In a distributed system, a slow dependency is more dangerous than a dead one — it ties up your threads while everything backs up behind it. Resilience4j gives you circuit breakers, retries, and timeouts as composable annotations.
Add a circuit breaker
When failures cross a threshold, the breaker opens and fails fast, giving the downstream time to recover instead of hammering it.
@Service
public class InventoryClient {
@CircuitBreaker(name = "inventory", fallbackMethod = "fallback")
public Stock check(Long productId) {
return client.get()
.uri("/stock/{id}", productId)
.retrieve()
.body(Stock.class);
}
private Stock fallback(Long productId, Throwable t) {
return Stock.unknown(productId);
}
}Configure thresholds
Behavior is data-driven through properties, so you can tune without redeploying code.
resilience4j:
circuitbreaker:
instances:
inventory:
failure-rate-threshold: 50
wait-duration-in-open-state: 10s
sliding-window-size: 20Layer retry and timeout
Combine annotations for defense in depth. A @TimeLimiter caps how long you'll
wait; a @Retry handles transient blips.
@TimeLimiter(name = "inventory")
@Retry(name = "inventory")
@CircuitBreaker(name = "inventory", fallbackMethod = "fallback")
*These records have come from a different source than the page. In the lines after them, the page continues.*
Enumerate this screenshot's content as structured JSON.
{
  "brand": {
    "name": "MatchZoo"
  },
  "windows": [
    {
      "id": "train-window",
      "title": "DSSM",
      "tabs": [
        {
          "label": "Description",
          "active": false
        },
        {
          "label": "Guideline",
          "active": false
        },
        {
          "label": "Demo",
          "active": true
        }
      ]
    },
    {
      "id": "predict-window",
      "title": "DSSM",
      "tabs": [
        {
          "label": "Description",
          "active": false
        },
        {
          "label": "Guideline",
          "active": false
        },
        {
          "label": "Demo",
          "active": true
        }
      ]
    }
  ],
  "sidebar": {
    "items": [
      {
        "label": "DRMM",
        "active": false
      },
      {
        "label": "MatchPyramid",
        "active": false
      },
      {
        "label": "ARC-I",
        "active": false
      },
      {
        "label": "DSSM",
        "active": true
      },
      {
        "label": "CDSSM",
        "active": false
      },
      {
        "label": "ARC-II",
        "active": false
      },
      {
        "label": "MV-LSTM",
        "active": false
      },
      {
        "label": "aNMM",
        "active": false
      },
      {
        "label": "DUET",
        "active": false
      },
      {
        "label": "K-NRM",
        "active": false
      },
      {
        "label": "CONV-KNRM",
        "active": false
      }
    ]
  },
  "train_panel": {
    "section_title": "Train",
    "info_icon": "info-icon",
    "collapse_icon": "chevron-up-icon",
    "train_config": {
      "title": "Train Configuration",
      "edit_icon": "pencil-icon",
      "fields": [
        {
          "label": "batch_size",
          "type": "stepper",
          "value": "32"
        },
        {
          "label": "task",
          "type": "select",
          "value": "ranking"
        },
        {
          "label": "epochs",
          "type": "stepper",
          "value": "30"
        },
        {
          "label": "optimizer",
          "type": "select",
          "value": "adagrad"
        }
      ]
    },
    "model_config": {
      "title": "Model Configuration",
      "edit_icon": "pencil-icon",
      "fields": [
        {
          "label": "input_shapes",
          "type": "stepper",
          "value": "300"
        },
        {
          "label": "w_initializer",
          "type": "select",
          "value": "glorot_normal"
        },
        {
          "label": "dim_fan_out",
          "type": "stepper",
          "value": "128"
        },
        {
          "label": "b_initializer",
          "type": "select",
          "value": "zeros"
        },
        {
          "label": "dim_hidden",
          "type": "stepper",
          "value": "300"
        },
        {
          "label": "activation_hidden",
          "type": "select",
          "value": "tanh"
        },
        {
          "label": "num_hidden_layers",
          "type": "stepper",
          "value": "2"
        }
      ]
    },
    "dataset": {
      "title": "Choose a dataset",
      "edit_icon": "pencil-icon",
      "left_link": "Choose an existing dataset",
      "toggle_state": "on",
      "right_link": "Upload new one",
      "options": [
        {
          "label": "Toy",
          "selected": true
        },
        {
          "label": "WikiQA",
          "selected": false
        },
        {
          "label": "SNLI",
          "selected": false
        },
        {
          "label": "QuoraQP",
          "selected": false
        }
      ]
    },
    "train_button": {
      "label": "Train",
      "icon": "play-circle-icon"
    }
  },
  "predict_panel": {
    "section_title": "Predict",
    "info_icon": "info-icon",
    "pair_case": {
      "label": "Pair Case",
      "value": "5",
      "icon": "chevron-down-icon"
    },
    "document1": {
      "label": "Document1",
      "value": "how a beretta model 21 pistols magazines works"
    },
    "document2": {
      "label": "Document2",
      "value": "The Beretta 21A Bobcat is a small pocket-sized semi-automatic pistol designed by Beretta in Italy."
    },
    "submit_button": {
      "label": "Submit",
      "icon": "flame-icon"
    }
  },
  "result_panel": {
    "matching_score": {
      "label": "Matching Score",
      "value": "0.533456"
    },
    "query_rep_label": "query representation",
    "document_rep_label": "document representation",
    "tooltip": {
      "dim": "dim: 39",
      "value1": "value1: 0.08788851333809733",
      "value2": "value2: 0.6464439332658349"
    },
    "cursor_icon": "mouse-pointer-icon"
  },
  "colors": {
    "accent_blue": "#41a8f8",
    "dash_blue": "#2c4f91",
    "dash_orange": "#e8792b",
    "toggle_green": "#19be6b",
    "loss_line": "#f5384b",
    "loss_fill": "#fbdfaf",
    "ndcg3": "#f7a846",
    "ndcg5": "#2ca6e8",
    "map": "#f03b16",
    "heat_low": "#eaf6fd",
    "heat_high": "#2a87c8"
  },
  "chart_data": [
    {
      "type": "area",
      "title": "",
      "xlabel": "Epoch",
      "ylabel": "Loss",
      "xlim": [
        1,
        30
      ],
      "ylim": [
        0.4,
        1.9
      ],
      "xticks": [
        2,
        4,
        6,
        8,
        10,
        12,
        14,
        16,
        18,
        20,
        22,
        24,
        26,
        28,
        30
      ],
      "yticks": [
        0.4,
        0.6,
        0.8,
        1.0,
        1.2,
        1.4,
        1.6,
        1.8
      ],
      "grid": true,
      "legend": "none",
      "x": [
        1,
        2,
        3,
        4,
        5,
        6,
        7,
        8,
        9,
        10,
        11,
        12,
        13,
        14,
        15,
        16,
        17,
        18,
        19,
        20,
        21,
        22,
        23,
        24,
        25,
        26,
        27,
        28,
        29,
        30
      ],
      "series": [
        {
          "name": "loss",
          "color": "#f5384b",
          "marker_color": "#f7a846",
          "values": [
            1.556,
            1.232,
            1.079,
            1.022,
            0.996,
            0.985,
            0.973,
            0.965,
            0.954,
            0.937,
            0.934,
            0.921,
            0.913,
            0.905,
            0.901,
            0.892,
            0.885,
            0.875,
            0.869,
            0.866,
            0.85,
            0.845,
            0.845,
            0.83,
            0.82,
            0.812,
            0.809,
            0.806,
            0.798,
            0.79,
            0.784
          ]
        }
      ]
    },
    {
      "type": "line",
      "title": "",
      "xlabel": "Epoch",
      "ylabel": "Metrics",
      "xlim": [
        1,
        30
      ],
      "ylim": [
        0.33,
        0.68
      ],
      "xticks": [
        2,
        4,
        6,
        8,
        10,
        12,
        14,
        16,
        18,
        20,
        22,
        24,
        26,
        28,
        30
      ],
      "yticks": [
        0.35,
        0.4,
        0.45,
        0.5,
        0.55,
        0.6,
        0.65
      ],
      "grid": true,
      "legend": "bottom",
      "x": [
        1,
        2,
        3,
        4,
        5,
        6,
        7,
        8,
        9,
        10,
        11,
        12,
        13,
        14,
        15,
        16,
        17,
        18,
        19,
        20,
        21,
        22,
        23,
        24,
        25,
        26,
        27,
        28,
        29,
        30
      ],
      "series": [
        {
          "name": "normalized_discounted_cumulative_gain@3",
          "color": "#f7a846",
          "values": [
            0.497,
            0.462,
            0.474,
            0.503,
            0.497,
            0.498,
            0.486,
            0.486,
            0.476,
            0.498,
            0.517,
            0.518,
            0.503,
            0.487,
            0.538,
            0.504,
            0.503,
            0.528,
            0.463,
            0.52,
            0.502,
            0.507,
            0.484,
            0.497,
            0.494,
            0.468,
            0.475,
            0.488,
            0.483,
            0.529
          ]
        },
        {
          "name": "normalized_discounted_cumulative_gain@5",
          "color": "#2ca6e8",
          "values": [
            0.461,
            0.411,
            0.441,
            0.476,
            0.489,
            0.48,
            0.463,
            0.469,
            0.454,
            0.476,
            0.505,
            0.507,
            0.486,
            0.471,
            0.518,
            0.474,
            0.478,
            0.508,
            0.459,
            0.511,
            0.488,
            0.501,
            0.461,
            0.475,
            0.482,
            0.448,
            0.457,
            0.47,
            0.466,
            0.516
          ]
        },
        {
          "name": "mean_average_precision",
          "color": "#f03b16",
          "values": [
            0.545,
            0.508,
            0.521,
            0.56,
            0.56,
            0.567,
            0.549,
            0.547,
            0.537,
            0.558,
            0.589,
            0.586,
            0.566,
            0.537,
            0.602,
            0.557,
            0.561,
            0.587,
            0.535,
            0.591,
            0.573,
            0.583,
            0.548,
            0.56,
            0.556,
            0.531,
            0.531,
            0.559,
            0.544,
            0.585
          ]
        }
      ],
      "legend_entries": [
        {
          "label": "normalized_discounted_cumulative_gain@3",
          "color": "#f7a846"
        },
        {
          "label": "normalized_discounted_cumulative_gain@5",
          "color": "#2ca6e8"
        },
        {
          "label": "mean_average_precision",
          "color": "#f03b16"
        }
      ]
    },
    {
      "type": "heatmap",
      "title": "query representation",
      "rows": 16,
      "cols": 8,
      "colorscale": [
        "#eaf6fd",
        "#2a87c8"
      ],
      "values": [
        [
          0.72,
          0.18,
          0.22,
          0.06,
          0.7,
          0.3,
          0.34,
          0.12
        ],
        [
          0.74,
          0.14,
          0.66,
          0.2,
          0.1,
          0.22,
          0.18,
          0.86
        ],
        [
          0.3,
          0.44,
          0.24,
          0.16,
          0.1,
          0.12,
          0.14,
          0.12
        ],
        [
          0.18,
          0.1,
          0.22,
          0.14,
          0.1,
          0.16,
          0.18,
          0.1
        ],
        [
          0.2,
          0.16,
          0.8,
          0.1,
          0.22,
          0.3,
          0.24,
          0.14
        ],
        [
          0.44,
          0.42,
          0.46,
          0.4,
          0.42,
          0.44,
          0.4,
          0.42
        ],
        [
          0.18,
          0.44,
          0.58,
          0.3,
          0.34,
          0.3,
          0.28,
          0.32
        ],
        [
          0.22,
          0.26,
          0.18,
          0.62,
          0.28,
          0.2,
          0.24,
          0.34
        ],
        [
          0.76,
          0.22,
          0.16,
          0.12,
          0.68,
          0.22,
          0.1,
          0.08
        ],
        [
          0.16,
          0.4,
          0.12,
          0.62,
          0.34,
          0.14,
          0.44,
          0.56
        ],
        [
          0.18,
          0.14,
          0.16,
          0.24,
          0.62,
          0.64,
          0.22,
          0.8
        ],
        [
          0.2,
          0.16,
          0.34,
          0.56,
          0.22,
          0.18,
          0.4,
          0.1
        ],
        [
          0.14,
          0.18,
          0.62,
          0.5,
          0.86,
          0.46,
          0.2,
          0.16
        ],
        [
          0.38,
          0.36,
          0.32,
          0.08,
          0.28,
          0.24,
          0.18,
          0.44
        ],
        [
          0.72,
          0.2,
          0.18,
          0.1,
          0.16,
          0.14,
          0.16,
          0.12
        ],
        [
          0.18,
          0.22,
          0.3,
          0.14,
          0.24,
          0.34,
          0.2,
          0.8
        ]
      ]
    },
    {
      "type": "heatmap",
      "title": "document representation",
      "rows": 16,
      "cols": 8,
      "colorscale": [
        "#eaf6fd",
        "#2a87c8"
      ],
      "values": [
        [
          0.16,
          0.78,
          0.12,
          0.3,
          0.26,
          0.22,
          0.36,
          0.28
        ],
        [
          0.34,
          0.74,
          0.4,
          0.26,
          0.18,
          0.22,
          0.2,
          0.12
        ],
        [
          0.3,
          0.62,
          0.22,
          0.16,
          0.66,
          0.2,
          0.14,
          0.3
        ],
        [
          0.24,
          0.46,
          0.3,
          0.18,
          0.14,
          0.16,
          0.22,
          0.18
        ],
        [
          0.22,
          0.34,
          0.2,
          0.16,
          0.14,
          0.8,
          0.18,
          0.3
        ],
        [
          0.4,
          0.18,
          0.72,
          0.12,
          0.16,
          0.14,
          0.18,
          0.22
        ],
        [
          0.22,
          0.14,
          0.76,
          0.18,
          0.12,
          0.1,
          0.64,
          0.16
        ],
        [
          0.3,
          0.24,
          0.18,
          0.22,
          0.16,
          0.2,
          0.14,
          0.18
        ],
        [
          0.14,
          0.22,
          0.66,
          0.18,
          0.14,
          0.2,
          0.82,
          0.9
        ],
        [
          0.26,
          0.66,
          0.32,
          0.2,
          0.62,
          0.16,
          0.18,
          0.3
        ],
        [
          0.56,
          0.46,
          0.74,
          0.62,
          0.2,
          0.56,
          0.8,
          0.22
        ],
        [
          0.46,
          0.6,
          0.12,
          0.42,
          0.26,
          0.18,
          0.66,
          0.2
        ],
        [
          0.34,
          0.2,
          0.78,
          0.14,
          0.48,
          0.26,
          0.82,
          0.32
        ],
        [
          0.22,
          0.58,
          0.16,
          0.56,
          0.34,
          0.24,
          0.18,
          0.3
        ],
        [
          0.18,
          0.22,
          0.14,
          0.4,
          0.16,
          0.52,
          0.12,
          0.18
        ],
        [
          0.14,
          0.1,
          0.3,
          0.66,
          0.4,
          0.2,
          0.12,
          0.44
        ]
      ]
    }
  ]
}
public CompletableFuture<Stock> check(Long productId) { ... }Takeaways
- A circuit breaker fails fast when a dependency is unhealthy.
- Provide a fallback so callers get a sensible degraded response.
- Combine timeouts and retries, but cap retries to avoid amplifying load.
Order matters: retry inside the circuit breaker, and always bound retries so you don't turn one failure into a storm.